My own tradition, the Disciples of Christ, gather weekly at the Table. Our theology of the Table is Reformed (of the Zwinglian kind). My own theology is closer to that of John Calvin, who embraced a much more robust understanding of presence. For Calvin, as we partake of the elements of bread and wine/juice we are taking into ourselves the very person of Jesus. The Table is a point of communion with Christ that is transformative. Calvin's theology didn't win out in this case among Protestants, but it's much richer.
I bring this up today because I'm finishing my reading of Nicholas Wolterstorff's The God We Worship: An Exploration of Liturgical Theology. I will be offering a review shortly, but this paragraph caught my eye, and in light of the fact that the Gospel readings from the Revised Common Lectionary are being drawn from John 6, I thought I would share it and offer a few thoughts. I should note that Wolsterstorff who is Reformed in his theology is writing a liturgical theology asking the question of how God is implicitly understood in the liturgy. That is what the theology present in the liturgy, including liturgical actions such as the Eucharist.
Liturgical communion between God and God's people attains its highest form in the Eucharist. By eating the bread and drinking the wine we receive Christ into ourselves, whereupon Christ dwells and works within us. This is a form of communion that goes far beyond that which takes place in mutual address; indeed, it has no close analogue in human interactions. When we were discussing mutual address between God and the people, we could point to close analogues in how we human beings relate to each other and could use those analogues to illuminate what takes place in the liturgy. The form of communion that takes place in an enactment of the Eucharist has no close analogue in how we human beings relate to each other; the analogue bequeathed to us by Christ himself is that of ingesting bread and wine. The God who is of unsurpassable excellence does not only stoop down to listen to us, to hear us, and to speak to us; God steeps down to dwell and work within us in the person of Jesus Christ through the action of the Holy Spirit. In mutually speaking and listening, there remains a certain distance between the interlocutors; in the communion that takes place in the Eucharist, all distance is removed. [The God We Worship, p. 161]

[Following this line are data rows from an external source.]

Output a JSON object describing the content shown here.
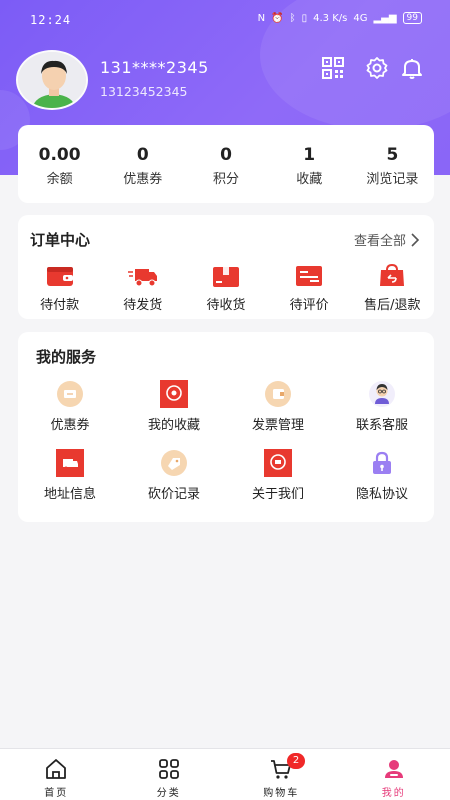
{
  "status_bar": {
    "time": "12:24",
    "network": "4.3 K/s",
    "signal": "4G",
    "battery": "99"
  },
  "profile": {
    "username": "131****2345",
    "phone": "13123452345"
  },
  "header_icons": [
    "qr-code-icon",
    "settings-icon",
    "notification-bell-icon"
  ],
  "stats": [
    {
      "value": "0.00",
      "label": "余额"
    },
    {
      "value": "0",
      "label": "优惠券"
    },
    {
      "value": "0",
      "label": "积分"
    },
    {
      "value": "1",
      "label": "收藏"
    },
    {
      "value": "5",
      "label": "浏览记录"
    }
  ],
  "orders": {
    "title": "订单中心",
    "see_all": "查看全部",
    "items": [
      {
        "label": "待付款",
        "icon": "wallet-icon"
      },
      {
        "label": "待发货",
        "icon": "truck-icon"
      },
      {
        "label": "待收货",
        "icon": "box-icon"
      },
      {
        "label": "待评价",
        "icon": "review-icon"
      },
      {
        "label": "售后/退款",
        "icon": "refund-icon"
      }
    ]
  },
  "services": {
    "title": "我的服务",
    "items": [
      {
        "label": "优惠券",
        "icon": "coupon-icon"
      },
      {
        "label": "我的收藏",
        "icon": "favorites-icon"
      },
      {
        "label": "发票管理",
        "icon": "invoice-icon"
      },
      {
        "label": "联系客服",
        "icon": "customer-service-icon"
      },
      {
        "label": "地址信息",
        "icon": "address-icon"
      },
      {
        "label": "砍价记录",
        "icon": "bargain-icon"
      },
      {
        "label": "关于我们",
        "icon": "about-icon"
      },
      {
        "label": "隐私协议",
        "icon": "privacy-lock-icon"
      }
    ]
  },
  "tabbar": {
    "items": [
      {
        "label": "首页",
        "icon": "home-icon"
      },
      {
        "label": "分类",
        "icon": "category-grid-icon"
      },
      {
        "label": "购物车",
        "icon": "cart-icon",
        "badge": "2"
      },
      {
        "label": "我的",
        "icon": "profile-icon",
        "active": true
      }
    ]
  },
  "colors": {
    "header": "#7c5cf6",
    "accent_red": "#e8392f",
    "active_tab": "#e63b7a"
  }
}
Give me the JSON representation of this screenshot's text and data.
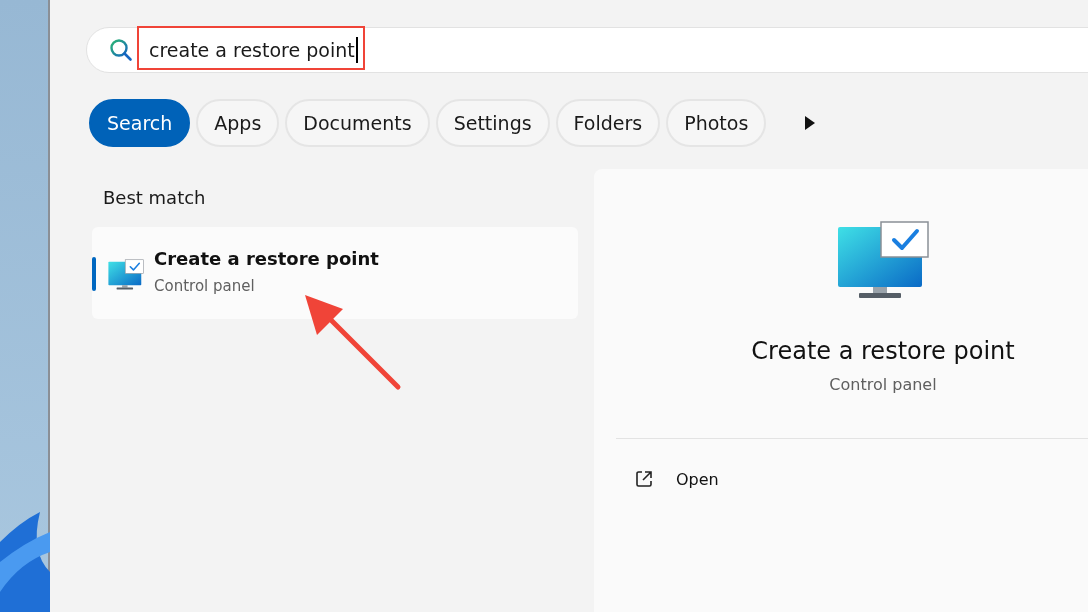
{
  "search": {
    "value": "create a restore point"
  },
  "filters": [
    {
      "label": "Search",
      "selected": true
    },
    {
      "label": "Apps",
      "selected": false
    },
    {
      "label": "Documents",
      "selected": false
    },
    {
      "label": "Settings",
      "selected": false
    },
    {
      "label": "Folders",
      "selected": false
    },
    {
      "label": "Photos",
      "selected": false
    }
  ],
  "results": {
    "heading": "Best match",
    "items": [
      {
        "title": "Create a restore point",
        "subtitle": "Control panel",
        "selected": true
      }
    ]
  },
  "details": {
    "title": "Create a restore point",
    "subtitle": "Control panel",
    "actions": [
      {
        "label": "Open"
      }
    ]
  }
}
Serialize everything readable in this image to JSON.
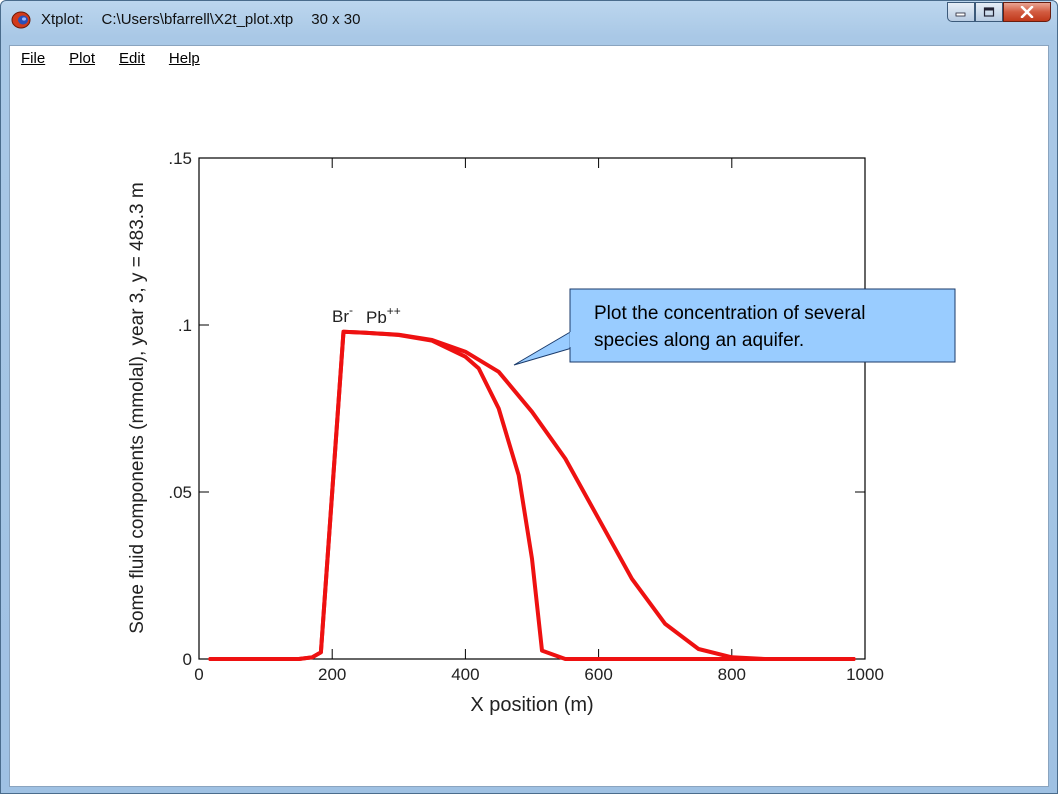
{
  "window": {
    "app_name": "Xtplot:",
    "file_path": "C:\\Users\\bfarrell\\X2t_plot.xtp",
    "grid_size": "30 x 30"
  },
  "menu": {
    "items": [
      {
        "label": "File"
      },
      {
        "label": "Plot"
      },
      {
        "label": "Edit"
      },
      {
        "label": "Help"
      }
    ]
  },
  "callout": {
    "lines": [
      "Plot the concentration of several",
      "species along an aquifer."
    ],
    "background": "#99ccff"
  },
  "chart_data": {
    "type": "line",
    "xlabel": "X position (m)",
    "ylabel": "Some fluid components (mmolal), year 3, y = 483.3 m",
    "xlim": [
      0,
      1000
    ],
    "ylim": [
      0,
      0.15
    ],
    "x_ticks": [
      {
        "value": 0,
        "label": "0"
      },
      {
        "value": 200,
        "label": "200"
      },
      {
        "value": 400,
        "label": "400"
      },
      {
        "value": 600,
        "label": "600"
      },
      {
        "value": 800,
        "label": "800"
      },
      {
        "value": 1000,
        "label": "1000"
      }
    ],
    "y_ticks": [
      {
        "value": 0,
        "label": "0"
      },
      {
        "value": 0.05,
        "label": ".05"
      },
      {
        "value": 0.1,
        "label": ".1"
      },
      {
        "value": 0.15,
        "label": ".15"
      }
    ],
    "line_color": "#ee1111",
    "series": [
      {
        "name": "Br-",
        "label_base": "Br",
        "label_sup": "-",
        "x": [
          17,
          150,
          170,
          183,
          217,
          250,
          300,
          350,
          400,
          450,
          500,
          550,
          600,
          650,
          700,
          750,
          800,
          850,
          900,
          950,
          983
        ],
        "y": [
          0,
          0,
          0.0005,
          0.002,
          0.098,
          0.0977,
          0.0971,
          0.0955,
          0.092,
          0.086,
          0.074,
          0.06,
          0.042,
          0.024,
          0.0105,
          0.003,
          0.0005,
          0,
          0,
          0,
          0
        ]
      },
      {
        "name": "Pb++",
        "label_base": "Pb",
        "label_sup": "++",
        "x": [
          17,
          150,
          170,
          183,
          217,
          250,
          300,
          350,
          400,
          420,
          450,
          480,
          500,
          515,
          550,
          600,
          700,
          800,
          900,
          983
        ],
        "y": [
          0,
          0,
          0.0005,
          0.002,
          0.098,
          0.0977,
          0.097,
          0.0953,
          0.0905,
          0.087,
          0.075,
          0.055,
          0.03,
          0.0025,
          0,
          0,
          0,
          0,
          0,
          0
        ]
      }
    ]
  }
}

As we ingest bread and wine at the Table in communion with Christ and with one another, Christ comes into our persons, that the distance between God and humanity is removed. It is the most intimate moment of communion. Now Calvin didn't see this in a magical way. Simply ingesting elements didn't create this encounter. We have a role in this. But doesn't this make the Eucharist central to worship? And if it is that central would we not want to gather frequently at the Table?